Sunday, August 19, 2007

Islam's Quest For Home-Grown Imams

An interesting article in the OC Register today makes Muslims look very much like the rest of us.

I couldn't figure out what the headline meant: Faith relies on imports. Imports of what? Dates? Prayer rugs? Korans?

No, it turns out, they have to rely on imported imams. In OC, there's not a singe US-born imam at any of our dozen or so mosques.

So why does this make Muslims look like the rest of us? Certainly our churches are not reliant on foreign-born pastors. We don't bring them in from Germany (Protestant) or Rome (Catholic) or Jerusalem (Jews). We have home-grown religious leaders who know our society, our media, our temptations, our fears and our joys like no one from a foreign country could.

But in OC and throughout the US, there is an acute shortage of US-born imams, and as a result, a mosque with a largely Pakistani audience will bring in an imam from Pakistan, and one made up of Egyptians calls Cairo.

As a result, we fear more what's being preached in the mosques and we trust the religion less.

But -- and this is what's interesting about the article -- Islam's reliance on foreign-born imams is jeopardizing the future of Islam in America, as American-born, American-thinking young Muslims are finding less to relate to in the imam's teachings.
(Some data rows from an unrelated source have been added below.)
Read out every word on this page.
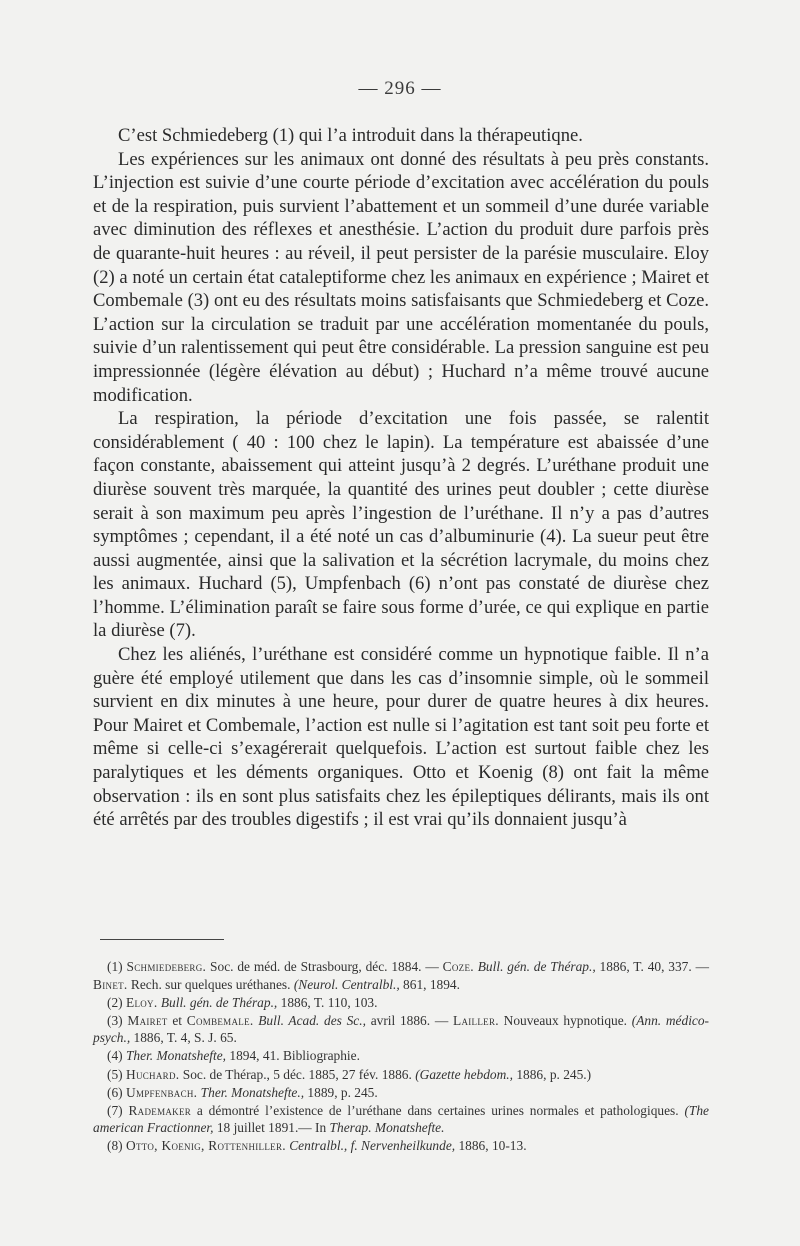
— 296 —

C’est Schmiedeberg (1) qui l’a introduit dans la thérapeutiqne.

Les expériences sur les animaux ont donné des résultats à peu près constants. L’injection est suivie d’une courte période d’excitation avec accélération du pouls et de la respiration, puis survient l’abattement et un sommeil d’une durée variable avec diminution des réflexes et anesthésie. L’action du produit dure parfois près de quarante-huit heures : au réveil, il peut persister de la parésie musculaire. Eloy (2) a noté un certain état cataleptiforme chez les animaux en expérience ; Mairet et Combemale (3) ont eu des résultats moins satisfaisants que Schmiedeberg et Coze. L’action sur la circulation se traduit par une accélération momentanée du pouls, suivie d’un ralentissement qui peut être considérable. La pression sanguine est peu impressionnée (légère élévation au début) ; Huchard n’a même trouvé aucune modification.

La respiration, la période d’excitation une fois passée, se ralentit considérablement ( 40 : 100 chez le lapin). La température est abaissée d’une façon constante, abaissement qui atteint jusqu’à 2 degrés. L’uréthane produit une diurèse souvent très marquée, la quantité des urines peut doubler ; cette diurèse serait à son maximum peu après l’ingestion de l’uréthane. Il n’y a pas d’autres symptômes ; cependant, il a été noté un cas d’albuminurie (4). La sueur peut être aussi augmentée, ainsi que la salivation et la sécrétion lacrymale, du moins chez les animaux. Huchard (5), Umpfenbach (6) n’ont pas constaté de diurèse chez l’homme. L’élimination paraît se faire sous forme d’urée, ce qui explique en partie la diurèse (7).

Chez les aliénés, l’uréthane est considéré comme un hypnotique faible. Il n’a guère été employé utilement que dans les cas d’insomnie simple, où le sommeil survient en dix minutes à une heure, pour durer de quatre heures à dix heures. Pour Mairet et Combemale, l’action est nulle si l’agitation est tant soit peu forte et même si celle-ci s’exagérerait quelquefois. L’action est surtout faible chez les paralytiques et les déments organiques. Otto et Koenig (8) ont fait la même observation : ils en sont plus satisfaits chez les épileptiques délirants, mais ils ont été arrêtés par des troubles digestifs ; il est vrai qu’ils donnaient jusqu’à

(1) Schmiedeberg. Soc. de méd. de Strasbourg, déc. 1884. — Coze. Bull. gén. de Thérap., 1886, T. 40, 337. — Binet. Rech. sur quelques uréthanes. (Neurol. Centralbl., 861, 1894.

(2) Eloy. Bull. gén. de Thérap., 1886, T. 110, 103.

(3) Mairet et Combemale. Bull. Acad. des Sc., avril 1886. — Lailler. Nouveaux hypnotique. (Ann. médico-psych., 1886, T. 4, S. J. 65.

(4) Ther. Monatshefte, 1894, 41. Bibliographie.

(5) Huchard. Soc. de Thérap., 5 déc. 1885, 27 fév. 1886. (Gazette hebdom., 1886, p. 245.)

(6) Umpfenbach. Ther. Monatshefte., 1889, p. 245.

(7) Rademaker a démontré l’existence de l’uréthane dans certaines urines normales et pathologiques. (The american Fractionner, 18 juillet 1891.— In Therap. Monatshefte.

(8) Otto, Koenig, Rottenhiller. Centralbl., f. Nervenheilkunde, 1886, 10-13.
It's like what happened at many mainstream churches, where a stubborn refusal to make services relevant to younger audiences has resulted in a loss of parishioners.

About half of America's five to seven million Muslims are under 18 so this matters. Here's a young, US-born Muslim quoted in OCR:

"The difference is the imams that have been living here a while, they know how the society is, how the people are," said Omar Azizi, a part-time college student.

"They can make much more difference than the imams [from] overseas. I am not saying the imams overseas aren't as knowledgeable," he added. "The imams overseas, they don't really know what's going on here, especially California, United States."

"Its way better when it's someone who understands the culture, the media," Mostafa Azizi said. "It's like they watch the same news as we do, so they're pretty much translating everything the news is saying … and it's just totally, totally better."

Azizi's imam, Yassir Fazaga, 35, was born in Eritrea but came to America at 14, so he's popular and relevant to the younger Muslims in the mosque. Fazaga told OCR:

"That is the most difficult part – deciding on what is going to be the topic and how can I make it relevant. So sometimes I look into the calendar to see what is happening. What is today? World AIDS Day, Earth Day, today is domestic-violence month awareness."
That sounds fine. Hopefully, these can be the genesis of less dangerous teachings than, say, the recent violence at Islamabad's Red Mosque. That was Fazaga's cue on the week OCR visited, and we don't know what he said about it.

Still, the article seems to bring good news. Islam is concerned about keeping young Muslims in the fold; that's good. To keep the kids in the mosque, they will pressure for more US-born, US-trained imams; that's good.

Islam is a troubling religion full of troubling teachings. But I can't help but think that the more Americanization it undergoes, the less threatening it will become.